Die Bewegung im Gelände ohne den Schutz von Gräben und Gebäuden ist tödlich. Die russische Antwort auf das Dilemma ist das Sturmtruppen-Taxi. Das was? Die Hauptlast der Kämpfe schultert die Infanterie allein, doch die Russen versuchen, ihre Soldaten möglichst schnell aus der Bereitstellung in die Angriffszone zu bringen. Dafür benutzen sie alles, was im Gelände und auf Feldwegen schnell vorankommt. Meist Kampfpanzer und gepanzerte Mannschaftstransporter, bisweilen aber auch Motorräder oder Buggys.

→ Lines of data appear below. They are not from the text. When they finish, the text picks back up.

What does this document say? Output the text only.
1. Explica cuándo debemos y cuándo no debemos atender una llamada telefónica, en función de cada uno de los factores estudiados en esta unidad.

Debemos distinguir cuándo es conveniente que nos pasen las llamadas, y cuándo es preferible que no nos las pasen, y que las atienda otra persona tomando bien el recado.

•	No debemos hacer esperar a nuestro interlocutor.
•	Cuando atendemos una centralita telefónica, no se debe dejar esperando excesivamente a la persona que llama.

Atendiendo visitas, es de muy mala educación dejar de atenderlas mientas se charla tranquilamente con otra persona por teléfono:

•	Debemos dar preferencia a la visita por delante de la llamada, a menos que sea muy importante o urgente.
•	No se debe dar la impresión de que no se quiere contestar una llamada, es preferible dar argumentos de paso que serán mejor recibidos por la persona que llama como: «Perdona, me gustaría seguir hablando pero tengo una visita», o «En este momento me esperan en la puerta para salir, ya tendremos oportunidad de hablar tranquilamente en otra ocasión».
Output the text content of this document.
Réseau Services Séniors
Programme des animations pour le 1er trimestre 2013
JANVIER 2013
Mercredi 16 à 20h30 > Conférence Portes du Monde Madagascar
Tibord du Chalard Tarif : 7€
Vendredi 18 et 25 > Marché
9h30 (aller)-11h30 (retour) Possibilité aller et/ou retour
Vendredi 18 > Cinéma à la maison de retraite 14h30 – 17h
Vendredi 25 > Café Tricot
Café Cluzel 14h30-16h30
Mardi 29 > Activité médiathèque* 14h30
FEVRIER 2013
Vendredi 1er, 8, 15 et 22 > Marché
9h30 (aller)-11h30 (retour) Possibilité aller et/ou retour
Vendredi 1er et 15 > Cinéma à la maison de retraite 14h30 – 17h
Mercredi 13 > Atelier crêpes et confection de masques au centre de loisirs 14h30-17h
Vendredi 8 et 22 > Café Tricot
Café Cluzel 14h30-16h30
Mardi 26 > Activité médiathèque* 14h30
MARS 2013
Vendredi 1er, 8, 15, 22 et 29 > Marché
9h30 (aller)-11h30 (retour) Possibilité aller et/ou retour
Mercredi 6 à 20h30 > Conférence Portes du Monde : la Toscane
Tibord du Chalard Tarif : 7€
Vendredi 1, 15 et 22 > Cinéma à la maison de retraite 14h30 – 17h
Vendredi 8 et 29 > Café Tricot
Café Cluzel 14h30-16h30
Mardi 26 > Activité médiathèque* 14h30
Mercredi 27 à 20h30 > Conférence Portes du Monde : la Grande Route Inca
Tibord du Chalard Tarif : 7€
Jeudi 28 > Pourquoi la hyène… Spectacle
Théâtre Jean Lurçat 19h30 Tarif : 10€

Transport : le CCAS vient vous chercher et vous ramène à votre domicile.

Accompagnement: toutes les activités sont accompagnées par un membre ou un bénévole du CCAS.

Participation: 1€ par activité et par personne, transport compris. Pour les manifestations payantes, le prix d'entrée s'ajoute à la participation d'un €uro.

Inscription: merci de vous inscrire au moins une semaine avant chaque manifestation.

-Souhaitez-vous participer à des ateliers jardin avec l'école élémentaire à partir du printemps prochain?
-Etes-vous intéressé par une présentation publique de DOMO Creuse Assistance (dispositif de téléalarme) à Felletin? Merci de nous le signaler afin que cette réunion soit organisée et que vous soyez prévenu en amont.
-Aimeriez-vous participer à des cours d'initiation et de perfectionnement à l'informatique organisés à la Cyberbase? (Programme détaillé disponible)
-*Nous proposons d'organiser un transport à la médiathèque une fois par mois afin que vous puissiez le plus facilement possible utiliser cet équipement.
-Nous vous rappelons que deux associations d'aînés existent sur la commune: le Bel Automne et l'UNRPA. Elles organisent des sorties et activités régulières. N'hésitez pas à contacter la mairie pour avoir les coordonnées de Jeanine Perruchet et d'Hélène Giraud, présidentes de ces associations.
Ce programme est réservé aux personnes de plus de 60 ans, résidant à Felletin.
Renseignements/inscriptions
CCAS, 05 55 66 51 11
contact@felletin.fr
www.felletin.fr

Im Westen werden gerne die gescheiterten Angriffe gezeigt oder kuriose Umbauten von Panzern – wie dem Frankenstein-Tank. Ein T-72, auf den eine Art Helmüberbau geschweißt wurde und der sich wie eine Schildkröte fortbewegt. Dabei sollte aller Spott nicht darüber hinwegtäuschen, dass die Russen wissen, was sie tun und mit ihrer Strategie Erfolg haben. Beim initialen Angriff auf Tschassiw Jar und ein paar Tage später in Krasnohorivka war das Modell der russischen Sturmangriffe besonders gut zu studieren.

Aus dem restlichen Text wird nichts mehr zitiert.